While 64 per cent of renters age 25 to 34 wanted to buy, this dropped to 46 per cent for 35 to 44s and to 13 per cent among renters aged 55 or more.
The desire to own a home was highest among renters in London, where 48 per cent were hoping to purchase, followed by Northern Ireland at 47 per cent. The top locations for those least inclined to buy were the South West and Wales, where 37 per cent aspired to purchase in both regions.
Among those renters with no desire to purchase a home, 25 per cent were tempted by the flexibility of renting, six per cent planned to move to another country and five per cent expected to move city or to a new job.
The research also uncovered differences in attitude to home ownership between men and women. Nearly half – 47 per cent – of women want to own a home compared to 34 per cent of men.

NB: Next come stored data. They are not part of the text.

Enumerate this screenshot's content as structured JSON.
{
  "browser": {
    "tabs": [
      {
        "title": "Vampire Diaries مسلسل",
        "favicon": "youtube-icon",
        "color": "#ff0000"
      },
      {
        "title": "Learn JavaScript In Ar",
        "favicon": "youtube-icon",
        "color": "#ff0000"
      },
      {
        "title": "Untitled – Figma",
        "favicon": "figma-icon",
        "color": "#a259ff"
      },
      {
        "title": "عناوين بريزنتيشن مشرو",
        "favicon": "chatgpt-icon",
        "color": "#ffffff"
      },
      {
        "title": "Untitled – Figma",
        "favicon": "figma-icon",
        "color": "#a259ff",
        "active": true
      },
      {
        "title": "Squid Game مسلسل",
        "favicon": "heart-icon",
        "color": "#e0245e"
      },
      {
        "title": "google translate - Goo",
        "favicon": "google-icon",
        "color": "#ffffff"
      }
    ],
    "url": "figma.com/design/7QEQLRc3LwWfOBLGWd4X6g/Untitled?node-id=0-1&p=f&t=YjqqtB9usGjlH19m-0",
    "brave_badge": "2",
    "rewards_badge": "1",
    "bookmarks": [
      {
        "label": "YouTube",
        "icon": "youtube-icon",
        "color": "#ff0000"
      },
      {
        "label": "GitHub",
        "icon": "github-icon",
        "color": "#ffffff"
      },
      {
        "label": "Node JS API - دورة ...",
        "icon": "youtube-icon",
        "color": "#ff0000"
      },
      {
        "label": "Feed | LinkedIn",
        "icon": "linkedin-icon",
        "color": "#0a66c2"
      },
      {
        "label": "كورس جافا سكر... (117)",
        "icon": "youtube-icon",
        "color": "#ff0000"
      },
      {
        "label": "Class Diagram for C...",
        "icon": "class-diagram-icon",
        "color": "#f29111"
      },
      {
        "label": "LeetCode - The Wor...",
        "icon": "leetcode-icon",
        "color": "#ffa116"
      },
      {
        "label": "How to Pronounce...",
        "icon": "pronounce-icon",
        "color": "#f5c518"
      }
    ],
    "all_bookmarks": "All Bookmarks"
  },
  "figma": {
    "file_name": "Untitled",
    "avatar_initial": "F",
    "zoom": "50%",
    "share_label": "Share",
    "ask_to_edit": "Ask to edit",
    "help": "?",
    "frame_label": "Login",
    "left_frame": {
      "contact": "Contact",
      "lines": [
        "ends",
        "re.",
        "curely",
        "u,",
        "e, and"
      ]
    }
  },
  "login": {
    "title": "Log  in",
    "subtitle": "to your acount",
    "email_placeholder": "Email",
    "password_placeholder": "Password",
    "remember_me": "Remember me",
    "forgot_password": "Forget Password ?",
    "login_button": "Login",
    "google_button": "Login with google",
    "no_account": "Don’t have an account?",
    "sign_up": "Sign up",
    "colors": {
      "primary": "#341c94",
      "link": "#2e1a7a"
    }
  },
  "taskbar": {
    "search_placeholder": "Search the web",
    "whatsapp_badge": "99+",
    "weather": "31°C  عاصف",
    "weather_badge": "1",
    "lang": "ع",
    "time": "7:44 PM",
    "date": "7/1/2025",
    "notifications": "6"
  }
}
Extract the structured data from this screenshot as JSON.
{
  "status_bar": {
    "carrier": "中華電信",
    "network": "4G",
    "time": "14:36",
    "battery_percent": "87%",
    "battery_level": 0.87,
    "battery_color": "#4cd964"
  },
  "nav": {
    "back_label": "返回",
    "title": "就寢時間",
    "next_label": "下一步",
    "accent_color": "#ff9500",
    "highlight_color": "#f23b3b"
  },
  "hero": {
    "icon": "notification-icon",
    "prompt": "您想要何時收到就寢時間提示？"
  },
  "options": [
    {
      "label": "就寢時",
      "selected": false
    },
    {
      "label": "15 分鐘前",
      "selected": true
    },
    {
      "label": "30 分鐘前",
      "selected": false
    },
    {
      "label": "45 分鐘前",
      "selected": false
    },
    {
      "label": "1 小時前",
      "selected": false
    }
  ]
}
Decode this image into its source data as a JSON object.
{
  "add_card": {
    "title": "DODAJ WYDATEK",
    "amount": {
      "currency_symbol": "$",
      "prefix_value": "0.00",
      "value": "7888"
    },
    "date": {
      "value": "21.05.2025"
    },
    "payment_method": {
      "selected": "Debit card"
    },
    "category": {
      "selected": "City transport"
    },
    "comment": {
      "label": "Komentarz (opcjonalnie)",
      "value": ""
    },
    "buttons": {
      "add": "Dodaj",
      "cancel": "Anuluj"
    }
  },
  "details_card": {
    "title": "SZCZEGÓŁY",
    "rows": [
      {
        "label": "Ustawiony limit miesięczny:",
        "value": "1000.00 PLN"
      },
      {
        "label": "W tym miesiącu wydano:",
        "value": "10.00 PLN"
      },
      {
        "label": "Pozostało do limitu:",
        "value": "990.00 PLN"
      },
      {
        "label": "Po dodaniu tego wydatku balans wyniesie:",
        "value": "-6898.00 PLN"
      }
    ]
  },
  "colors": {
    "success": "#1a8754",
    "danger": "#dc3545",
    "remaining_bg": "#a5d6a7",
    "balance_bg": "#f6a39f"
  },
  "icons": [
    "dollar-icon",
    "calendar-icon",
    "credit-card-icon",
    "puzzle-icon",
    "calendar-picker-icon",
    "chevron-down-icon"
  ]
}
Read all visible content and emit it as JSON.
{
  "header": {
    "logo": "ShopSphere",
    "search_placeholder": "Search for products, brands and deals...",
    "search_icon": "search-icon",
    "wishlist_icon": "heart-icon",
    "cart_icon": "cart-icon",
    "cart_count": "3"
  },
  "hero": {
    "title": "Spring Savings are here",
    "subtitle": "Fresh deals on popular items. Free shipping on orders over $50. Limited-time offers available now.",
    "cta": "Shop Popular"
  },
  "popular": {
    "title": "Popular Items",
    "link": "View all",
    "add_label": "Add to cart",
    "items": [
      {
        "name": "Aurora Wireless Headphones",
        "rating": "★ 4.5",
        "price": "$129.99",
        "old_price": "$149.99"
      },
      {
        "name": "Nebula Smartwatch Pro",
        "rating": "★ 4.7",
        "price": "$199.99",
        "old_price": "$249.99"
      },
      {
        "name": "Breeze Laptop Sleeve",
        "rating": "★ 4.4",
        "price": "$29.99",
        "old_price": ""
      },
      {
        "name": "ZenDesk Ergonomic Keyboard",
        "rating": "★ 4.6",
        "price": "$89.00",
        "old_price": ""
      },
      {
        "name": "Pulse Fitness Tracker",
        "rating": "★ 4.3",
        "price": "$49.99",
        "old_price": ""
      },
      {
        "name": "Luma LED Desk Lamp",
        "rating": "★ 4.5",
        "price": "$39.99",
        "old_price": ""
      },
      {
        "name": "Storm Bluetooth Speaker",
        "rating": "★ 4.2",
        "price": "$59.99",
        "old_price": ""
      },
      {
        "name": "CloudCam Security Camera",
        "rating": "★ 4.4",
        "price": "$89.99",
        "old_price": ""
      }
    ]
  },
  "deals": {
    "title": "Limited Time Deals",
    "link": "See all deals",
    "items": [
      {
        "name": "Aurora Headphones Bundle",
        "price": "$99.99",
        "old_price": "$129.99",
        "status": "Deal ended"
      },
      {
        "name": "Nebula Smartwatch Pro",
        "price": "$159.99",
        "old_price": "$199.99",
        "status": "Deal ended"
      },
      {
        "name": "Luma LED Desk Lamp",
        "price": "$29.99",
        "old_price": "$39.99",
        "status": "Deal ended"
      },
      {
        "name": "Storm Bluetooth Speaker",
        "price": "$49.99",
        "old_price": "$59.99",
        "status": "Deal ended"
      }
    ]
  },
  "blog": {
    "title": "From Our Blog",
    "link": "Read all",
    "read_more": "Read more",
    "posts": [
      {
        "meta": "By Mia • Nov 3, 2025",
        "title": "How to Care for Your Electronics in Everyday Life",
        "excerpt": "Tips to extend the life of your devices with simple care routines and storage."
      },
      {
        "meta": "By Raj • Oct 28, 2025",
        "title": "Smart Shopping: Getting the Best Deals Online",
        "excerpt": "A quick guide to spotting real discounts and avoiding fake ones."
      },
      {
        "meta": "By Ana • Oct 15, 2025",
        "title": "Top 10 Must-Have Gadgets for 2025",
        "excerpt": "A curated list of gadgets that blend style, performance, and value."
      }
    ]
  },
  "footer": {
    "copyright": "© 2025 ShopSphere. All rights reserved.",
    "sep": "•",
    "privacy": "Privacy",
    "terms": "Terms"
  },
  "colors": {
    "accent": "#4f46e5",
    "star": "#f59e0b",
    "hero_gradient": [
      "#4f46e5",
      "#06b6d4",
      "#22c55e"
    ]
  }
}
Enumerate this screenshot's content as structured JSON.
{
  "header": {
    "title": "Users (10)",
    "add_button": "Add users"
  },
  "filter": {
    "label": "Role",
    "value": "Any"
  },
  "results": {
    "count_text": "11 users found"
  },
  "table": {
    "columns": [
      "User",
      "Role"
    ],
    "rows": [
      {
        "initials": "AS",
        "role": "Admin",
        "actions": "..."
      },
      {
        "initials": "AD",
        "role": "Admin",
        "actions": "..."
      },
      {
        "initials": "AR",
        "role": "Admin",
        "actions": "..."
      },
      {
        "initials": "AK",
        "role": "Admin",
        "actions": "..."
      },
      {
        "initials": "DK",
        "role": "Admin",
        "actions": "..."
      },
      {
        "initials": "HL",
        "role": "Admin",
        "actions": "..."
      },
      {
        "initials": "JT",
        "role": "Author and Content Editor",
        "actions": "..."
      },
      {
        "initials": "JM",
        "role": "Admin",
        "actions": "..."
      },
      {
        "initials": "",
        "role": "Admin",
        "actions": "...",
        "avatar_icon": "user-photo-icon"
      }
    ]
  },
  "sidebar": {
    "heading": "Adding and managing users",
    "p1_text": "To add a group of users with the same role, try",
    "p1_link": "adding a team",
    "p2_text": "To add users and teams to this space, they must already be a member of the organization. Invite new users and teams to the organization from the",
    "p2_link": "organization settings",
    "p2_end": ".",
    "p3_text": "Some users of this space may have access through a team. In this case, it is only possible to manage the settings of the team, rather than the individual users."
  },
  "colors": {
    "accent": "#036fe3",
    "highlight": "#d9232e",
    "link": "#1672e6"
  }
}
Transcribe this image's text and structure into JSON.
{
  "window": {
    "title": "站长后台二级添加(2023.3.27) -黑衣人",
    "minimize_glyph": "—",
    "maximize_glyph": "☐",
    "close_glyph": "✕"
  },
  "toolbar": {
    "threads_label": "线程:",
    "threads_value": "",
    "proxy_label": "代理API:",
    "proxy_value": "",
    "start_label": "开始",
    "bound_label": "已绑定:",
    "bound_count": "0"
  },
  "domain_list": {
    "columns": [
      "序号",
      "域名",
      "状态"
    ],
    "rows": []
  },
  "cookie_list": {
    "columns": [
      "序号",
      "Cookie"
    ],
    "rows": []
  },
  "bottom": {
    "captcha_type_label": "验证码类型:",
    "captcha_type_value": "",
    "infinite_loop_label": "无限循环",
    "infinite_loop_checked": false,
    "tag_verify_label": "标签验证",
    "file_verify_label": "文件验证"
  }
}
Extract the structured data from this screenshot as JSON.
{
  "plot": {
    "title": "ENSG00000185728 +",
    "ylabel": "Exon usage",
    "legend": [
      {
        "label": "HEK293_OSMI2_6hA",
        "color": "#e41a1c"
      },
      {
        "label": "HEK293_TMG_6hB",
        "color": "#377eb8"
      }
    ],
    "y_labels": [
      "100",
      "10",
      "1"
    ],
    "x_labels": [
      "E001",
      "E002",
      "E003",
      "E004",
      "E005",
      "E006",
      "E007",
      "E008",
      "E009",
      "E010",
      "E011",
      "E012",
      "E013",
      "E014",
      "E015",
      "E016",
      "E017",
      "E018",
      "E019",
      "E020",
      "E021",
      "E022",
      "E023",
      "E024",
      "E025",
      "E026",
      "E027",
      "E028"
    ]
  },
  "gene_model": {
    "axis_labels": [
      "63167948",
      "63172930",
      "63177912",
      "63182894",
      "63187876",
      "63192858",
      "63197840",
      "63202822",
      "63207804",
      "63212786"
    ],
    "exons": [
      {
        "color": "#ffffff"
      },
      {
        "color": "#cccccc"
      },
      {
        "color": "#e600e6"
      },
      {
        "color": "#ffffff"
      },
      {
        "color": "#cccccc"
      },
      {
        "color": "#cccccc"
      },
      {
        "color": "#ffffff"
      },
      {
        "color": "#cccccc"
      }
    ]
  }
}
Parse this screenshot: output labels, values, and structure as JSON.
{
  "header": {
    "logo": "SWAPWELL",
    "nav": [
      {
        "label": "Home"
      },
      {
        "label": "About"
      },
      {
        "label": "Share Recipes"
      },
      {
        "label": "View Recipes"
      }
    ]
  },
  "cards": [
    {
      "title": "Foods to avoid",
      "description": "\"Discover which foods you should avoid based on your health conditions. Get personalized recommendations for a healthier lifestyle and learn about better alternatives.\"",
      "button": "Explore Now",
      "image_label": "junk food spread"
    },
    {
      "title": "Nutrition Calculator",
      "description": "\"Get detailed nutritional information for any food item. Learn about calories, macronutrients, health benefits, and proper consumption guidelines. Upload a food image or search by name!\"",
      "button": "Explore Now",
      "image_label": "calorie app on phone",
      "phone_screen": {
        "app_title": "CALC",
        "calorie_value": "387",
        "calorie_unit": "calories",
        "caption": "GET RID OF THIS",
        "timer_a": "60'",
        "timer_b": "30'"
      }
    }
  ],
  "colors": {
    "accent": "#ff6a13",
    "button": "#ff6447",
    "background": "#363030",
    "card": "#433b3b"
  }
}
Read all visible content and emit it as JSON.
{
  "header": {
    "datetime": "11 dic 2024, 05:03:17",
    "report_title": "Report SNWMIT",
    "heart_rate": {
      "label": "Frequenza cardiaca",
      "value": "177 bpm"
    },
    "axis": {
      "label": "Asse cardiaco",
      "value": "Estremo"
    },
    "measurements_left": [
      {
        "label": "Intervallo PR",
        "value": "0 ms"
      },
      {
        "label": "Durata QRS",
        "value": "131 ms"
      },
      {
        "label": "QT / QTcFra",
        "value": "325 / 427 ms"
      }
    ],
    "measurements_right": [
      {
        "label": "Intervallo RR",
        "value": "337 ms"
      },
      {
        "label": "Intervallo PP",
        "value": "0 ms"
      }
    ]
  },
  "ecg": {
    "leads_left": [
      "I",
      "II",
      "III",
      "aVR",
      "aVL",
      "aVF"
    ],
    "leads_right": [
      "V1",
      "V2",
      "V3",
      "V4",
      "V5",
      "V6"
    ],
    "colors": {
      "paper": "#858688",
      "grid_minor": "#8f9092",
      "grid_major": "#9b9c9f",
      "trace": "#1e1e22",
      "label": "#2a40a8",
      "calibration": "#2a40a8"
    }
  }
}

Among those who want to buy, 48 per cent of women would prefer to invest their money rather than pay rent, against 39 per cent of men. Men are more likely to want a connection to the local area, at eight per cent, compared to women, at four per cent.
Buy-to-let lender Landbay concluded that the results “suggested the UK’s enthusiasm for home ownership may be waning”.
John Goodall, chief executive at Landbay (pictured), said: “Conversation about the private rental sector often assumes that the bulk of renters are biding their time until they can buy a house.
“However, employment is changing and there is a thirst for flexible living. Investment in the private rental sector is a priority. The government must encourage purpose-built rental properties and stop penalising landlords.”